#Health & Fitness
Weight-Loss Websites: The Right Way to Shed Pounds?
by Allie Firestone
If you’re looking to lose some unwanted weight, a special website could be the answer you’re looking for.
We’re all well aware of what it takes to lose weight: eating right, exercising, and … logging on? New weight-loss studies and a growing base of avid users suggest that online diet communities may be the virtual magic bullet when it comes to providing us with that extra push to give our lives a healthy makeover.
“I knew how to lose weight, but I just wasn’t doing it,” says Jackie Wicks, cofounder of PeerTrainer.com, of the sixty pounds she gained during her pregnancy. “But I knew if I had peer support, motivation, and guidance, I would have what it took to follow through.”
On her way to her goal weight, Wicks founded just such a place for women like her online. Since then, such communities have multiplied in popularity among people seeking weight-loss support. Intrigued, I decided to take a look at some popular online dieting sites, examining the unique weight-loss experience that they provide.
How They Work
Being the overachiever that I am, I enrolled in two diet websites: a subscription-based one, which cost me $18 a month for a minimum of three months, and a free one hosted by a popular women’s magazine.
These sites are growing by the day. For example, eDiets.com, one of the largest diet and healthy-living websites, boasts more than two million members and was voted Best of the Web in diet and nutrition by Forbes. It offers personalized diet plans, ranging from vegetarian to Atkins to the Suzanne Somers Weight Loss Plan, to complement customers’ specific needs and desires.
Membership generally includes weekly meal plans telling you what and when to eat, a virtual fitness trainer, online nutrition counseling, member chat rooms and message boards, and loads of information on weight loss, nutrition, exercise, and motivation.

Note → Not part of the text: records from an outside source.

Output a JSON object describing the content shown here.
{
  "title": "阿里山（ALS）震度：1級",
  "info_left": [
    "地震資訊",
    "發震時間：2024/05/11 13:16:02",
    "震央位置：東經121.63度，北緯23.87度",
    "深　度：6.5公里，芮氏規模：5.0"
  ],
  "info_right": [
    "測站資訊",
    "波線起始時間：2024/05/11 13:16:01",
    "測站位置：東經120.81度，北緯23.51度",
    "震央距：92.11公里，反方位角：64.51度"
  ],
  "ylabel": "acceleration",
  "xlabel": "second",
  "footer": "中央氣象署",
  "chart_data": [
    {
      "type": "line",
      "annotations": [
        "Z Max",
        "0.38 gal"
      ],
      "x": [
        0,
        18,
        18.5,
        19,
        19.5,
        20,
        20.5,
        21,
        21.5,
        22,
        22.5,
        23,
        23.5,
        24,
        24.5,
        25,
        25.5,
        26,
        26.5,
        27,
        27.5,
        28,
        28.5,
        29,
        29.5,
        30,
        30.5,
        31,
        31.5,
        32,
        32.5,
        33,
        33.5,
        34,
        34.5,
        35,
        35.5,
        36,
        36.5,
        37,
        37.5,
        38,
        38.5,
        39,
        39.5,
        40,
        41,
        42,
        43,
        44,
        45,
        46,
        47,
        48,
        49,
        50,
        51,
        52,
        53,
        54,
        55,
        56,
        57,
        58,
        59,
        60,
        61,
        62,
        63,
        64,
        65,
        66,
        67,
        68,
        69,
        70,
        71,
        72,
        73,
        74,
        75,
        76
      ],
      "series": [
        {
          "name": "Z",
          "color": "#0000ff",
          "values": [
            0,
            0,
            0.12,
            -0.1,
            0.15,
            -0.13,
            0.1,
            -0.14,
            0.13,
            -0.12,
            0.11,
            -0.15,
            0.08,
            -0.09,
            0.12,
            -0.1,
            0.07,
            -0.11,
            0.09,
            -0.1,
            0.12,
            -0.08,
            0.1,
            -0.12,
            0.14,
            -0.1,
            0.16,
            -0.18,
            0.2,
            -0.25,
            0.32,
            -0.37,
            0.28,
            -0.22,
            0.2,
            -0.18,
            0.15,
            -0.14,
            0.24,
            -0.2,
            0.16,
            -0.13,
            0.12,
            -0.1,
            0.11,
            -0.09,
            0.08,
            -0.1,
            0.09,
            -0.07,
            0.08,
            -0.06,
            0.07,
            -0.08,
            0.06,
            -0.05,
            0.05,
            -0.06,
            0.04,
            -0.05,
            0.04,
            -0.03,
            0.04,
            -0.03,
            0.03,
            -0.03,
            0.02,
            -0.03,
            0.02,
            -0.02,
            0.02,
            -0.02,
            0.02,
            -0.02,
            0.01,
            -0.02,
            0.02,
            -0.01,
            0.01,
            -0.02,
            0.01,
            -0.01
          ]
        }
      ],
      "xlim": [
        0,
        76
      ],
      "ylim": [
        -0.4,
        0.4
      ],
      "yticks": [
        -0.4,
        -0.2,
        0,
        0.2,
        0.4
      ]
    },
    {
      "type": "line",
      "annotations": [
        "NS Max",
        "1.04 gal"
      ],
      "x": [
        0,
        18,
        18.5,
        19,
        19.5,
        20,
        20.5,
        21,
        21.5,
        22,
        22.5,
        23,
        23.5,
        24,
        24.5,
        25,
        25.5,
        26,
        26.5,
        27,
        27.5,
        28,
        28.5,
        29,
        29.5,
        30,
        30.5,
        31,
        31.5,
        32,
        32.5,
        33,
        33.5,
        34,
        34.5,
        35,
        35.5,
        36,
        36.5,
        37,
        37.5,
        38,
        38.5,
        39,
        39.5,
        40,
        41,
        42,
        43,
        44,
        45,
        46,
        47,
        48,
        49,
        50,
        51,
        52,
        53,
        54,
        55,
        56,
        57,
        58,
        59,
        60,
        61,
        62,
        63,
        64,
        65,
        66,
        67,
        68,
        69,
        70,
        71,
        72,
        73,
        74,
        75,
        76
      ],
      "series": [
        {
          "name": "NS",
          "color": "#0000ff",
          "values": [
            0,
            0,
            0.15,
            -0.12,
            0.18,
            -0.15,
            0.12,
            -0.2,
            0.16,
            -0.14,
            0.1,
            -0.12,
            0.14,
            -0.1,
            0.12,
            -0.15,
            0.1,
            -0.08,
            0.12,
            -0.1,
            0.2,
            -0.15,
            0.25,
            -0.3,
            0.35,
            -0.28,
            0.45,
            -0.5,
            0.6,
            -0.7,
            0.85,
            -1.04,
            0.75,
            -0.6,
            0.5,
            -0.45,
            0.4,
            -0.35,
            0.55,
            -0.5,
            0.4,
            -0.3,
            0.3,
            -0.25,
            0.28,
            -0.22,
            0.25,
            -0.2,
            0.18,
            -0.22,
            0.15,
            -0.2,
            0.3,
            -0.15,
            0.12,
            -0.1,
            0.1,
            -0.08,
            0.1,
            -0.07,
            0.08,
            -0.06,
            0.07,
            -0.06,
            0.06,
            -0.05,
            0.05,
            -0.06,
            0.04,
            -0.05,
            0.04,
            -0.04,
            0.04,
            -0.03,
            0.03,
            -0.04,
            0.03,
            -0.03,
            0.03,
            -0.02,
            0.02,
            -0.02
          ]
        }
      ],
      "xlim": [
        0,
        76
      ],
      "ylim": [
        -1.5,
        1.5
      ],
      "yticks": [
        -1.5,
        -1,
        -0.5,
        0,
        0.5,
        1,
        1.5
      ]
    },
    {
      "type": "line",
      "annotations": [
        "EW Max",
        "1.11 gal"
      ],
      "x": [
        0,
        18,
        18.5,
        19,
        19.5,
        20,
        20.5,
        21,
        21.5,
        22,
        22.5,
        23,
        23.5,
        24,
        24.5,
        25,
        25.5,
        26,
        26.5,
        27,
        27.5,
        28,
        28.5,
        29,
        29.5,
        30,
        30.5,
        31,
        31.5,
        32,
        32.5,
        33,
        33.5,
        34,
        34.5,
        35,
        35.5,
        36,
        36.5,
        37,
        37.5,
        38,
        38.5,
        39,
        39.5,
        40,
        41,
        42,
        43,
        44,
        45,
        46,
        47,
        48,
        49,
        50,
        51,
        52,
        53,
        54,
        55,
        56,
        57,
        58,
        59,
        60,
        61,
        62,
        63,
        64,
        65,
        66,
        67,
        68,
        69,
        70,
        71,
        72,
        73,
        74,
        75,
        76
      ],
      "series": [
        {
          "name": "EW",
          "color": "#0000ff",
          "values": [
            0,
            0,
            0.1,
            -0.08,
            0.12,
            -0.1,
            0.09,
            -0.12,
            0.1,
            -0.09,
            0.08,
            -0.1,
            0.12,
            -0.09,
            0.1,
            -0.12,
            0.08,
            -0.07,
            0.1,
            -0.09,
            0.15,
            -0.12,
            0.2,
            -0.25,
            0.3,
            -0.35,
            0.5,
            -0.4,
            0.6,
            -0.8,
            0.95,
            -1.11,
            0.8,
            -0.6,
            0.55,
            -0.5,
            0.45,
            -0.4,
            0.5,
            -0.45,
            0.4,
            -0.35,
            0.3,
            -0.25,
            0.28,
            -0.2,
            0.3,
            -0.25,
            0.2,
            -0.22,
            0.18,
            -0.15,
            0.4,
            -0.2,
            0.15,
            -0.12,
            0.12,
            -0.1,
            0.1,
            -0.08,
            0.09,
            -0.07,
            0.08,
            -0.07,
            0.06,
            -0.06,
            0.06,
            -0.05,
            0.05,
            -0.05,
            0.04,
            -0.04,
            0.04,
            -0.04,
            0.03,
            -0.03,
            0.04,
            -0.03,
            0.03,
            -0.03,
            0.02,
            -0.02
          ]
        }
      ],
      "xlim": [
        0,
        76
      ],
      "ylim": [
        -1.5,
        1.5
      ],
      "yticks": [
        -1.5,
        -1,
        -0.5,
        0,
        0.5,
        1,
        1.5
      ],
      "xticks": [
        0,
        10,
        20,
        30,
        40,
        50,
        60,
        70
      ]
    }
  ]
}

First step? I filled out my member profiles, including my gender, goals, body type, and so forth. I immediately got information in return, including my BMI, a graph of my new timeline and goals, and a daily calorie guide.
Right away, I had a slew of opportunities at my fingertips: weekly virtual meetings, customized fitness plans, recipes, articles, expert advice, and forums in which to solicit advice from my fellow community members—24/7 support groups, chat rooms, and healthy-living experts. I also signed up for a mentor program that gave me thirty days of one-on-one support.
Right away, I felt both supported and accountable, and that seems to be the magic formula for success. Virtual communities’ round-the-clock feedback and support improve the outcomes for participants, says a Brown University study.
The study, which involved 179 people in a twelve-week, Internet-based community weight-loss competition, split users into two groups—one group received video lessons on weight loss, while the other group both watched the video lessons and had access to tools for self-monitoring their weight, eating, and exercise, along with computer-generated feedback.
The members of the second group, the one with the extra support, lost an average of nearly five more pounds than their video-only counterparts—and were nearly three times as likely to lose at least 5 percent of their body weight.
Prior to signing up, I was unsure of what the difference would be between these online communities and, say, Weight Watchers or another in-person support group. And in some ways, there isn’t a difference. Users’ success is based on adhering to certain guidelines, setting and sticking to goals, and supporting one another through the journey. But online communities are able to expand the depth and breadth of this support network.
“A weekly meeting isn’t addressing your struggles in the moment they’re happening. It’s a very static approach,” says Wicks. “An online community is a very dynamic thing.”
Of course, online, there isn’t any group leader looking us in the eyes and asking why we ate that sundae—we’ve got to be our own toughest critics. (Gotta admit, I considered just omitting my second slice of pumpkin pie on yesterday’s food log.). But if we can be honest, that’s when our self-defeating patterns start to show, and that’s empowering. It took just a week for me to realize that I tend to go for seconds on dessert pretty often after late nights at work.
Others find virtual communities’ anonymity both comforting and liberating. “Weight problems are hard to hide,” says Wicks, so for people who are uncomfortable talking about their personal struggles in a brightly lit room full of strangers, online programs can be a lifesaver.
Who Should Try It
First and foremost, virtual diet communities are most helpful if you’re willing to use them on a regular basis. This means users have to be Internet friendly—not necessarily techies, but savvy enough to type in their food and exercise each day, and post and respond to others in chats and forums, without becoming so frustrated they end up right back at the cookie jar. Otherwise, how can they possibly reap the rewards of all those offerings?
Secondly—and I figured this out as I went—users must be willing to be honest. Omitting indulgences from the food log, or beefing up that walk into a run in an exercise journal, isn’t doing anything but harming your progress and self-understanding.
That said, users come from all different phases and places. “I’ve seen seventy-year-olds with no support at home be really successful,” says Wicks. “There isn’t just one type of person.” Message boards are ripe with food recommendations, exercise tips, and advice on eating more mindfully. Being willing to reach out to others, take their advice (and give some back) are absolutely crucial to succeeding online. “Any dieters looking to create a new environment for themselves should give it a try,” says Wicks.